Well, about a week ago I posted here in regards to this “hacking” that took place on Twitter supposedly carried out by the “iRANiAN.CYBER.ARMY”, a group I assume is comprised entirely of Iranian 11-year-olds who are unable to get their pilots licenses yet so rather than waste time playing with trash and AK-47’s they took the liberty of jazzing up Twitter late 90’s style.

I wanted to be all over this like some kind of a racist joke about rice or Ethiopians so I sent an email out to this “army” posing as a Norwegian news reporter. My email, as you can probably still see on the front page of GatorAIDS.com, was mostly a stab at them thinly veiled as an interview. Honestly in hind sight that was probably a stupid move and they might have bombed my house but then again these people were dumb enough to use Gmail and that’s unfortunately the nail in the casket here; I emailed them and the next day when I checked my inbox I had that ominous message from the MAILER DAEMON informing me that my message delivery was “permanently failed forever” or something equally as insulting and demeaning. Thanks Google, thanks for telling me that I EPIC PHAIL’D LOLZ on sending terrorists an email.

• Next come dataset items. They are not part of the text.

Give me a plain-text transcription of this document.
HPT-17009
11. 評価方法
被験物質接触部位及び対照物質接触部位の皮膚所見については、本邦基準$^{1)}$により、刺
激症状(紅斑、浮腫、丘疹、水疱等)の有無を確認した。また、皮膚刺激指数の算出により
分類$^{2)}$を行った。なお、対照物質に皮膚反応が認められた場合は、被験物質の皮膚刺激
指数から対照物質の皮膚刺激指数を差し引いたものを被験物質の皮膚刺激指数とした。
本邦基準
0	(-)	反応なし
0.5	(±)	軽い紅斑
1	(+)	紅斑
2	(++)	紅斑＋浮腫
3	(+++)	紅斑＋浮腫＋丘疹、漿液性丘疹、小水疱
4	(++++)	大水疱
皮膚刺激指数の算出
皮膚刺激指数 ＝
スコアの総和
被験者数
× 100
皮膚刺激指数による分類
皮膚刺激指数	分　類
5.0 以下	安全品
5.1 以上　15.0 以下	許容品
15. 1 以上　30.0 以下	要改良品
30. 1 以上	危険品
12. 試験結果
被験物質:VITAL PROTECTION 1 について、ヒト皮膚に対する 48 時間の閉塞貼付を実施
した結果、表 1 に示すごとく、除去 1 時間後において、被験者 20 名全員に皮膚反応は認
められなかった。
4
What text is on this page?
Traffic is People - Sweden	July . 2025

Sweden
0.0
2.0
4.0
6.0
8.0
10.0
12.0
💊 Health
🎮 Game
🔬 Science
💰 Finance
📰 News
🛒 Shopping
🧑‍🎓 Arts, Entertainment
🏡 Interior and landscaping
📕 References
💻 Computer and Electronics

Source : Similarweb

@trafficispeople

I’ve attempted to look into this “news” further since it happened so I’d have at least something of merit to say but honestly trying to search for anything just brings up an equal portion of idiot bloggers echoing the sentiment “OH NOEZ TEH TWITTAR WAS HAXORD ;______;” and politically-skewed news websites trying to groundlessly tie this into some kind of Anti-American attack ON AMERICAAAAAAATERRORISMMMBLARGH. After wading through all of this nonsense online I have come to this conclusion: Twitter fucking deserved it, and they deserve to have it happen again. Just look at how stupid the people who take it as SRS BIZNZ are acting about it. Seriously. Twitter barely passes as “social media”, it’s more like text message trash that you’d never want to read and had the pool of Tweets not been tainted by middle-schoolers talking about how they want to bang the cast of Avatar or whatever maybe¬†Twitter would have sufficed as a kind of syndication if RSS hadn’t been developed some five fucking billion years ago.

Where’s the job application for that CYBER ARMY OF IRAN because I’d like to be in on their next op.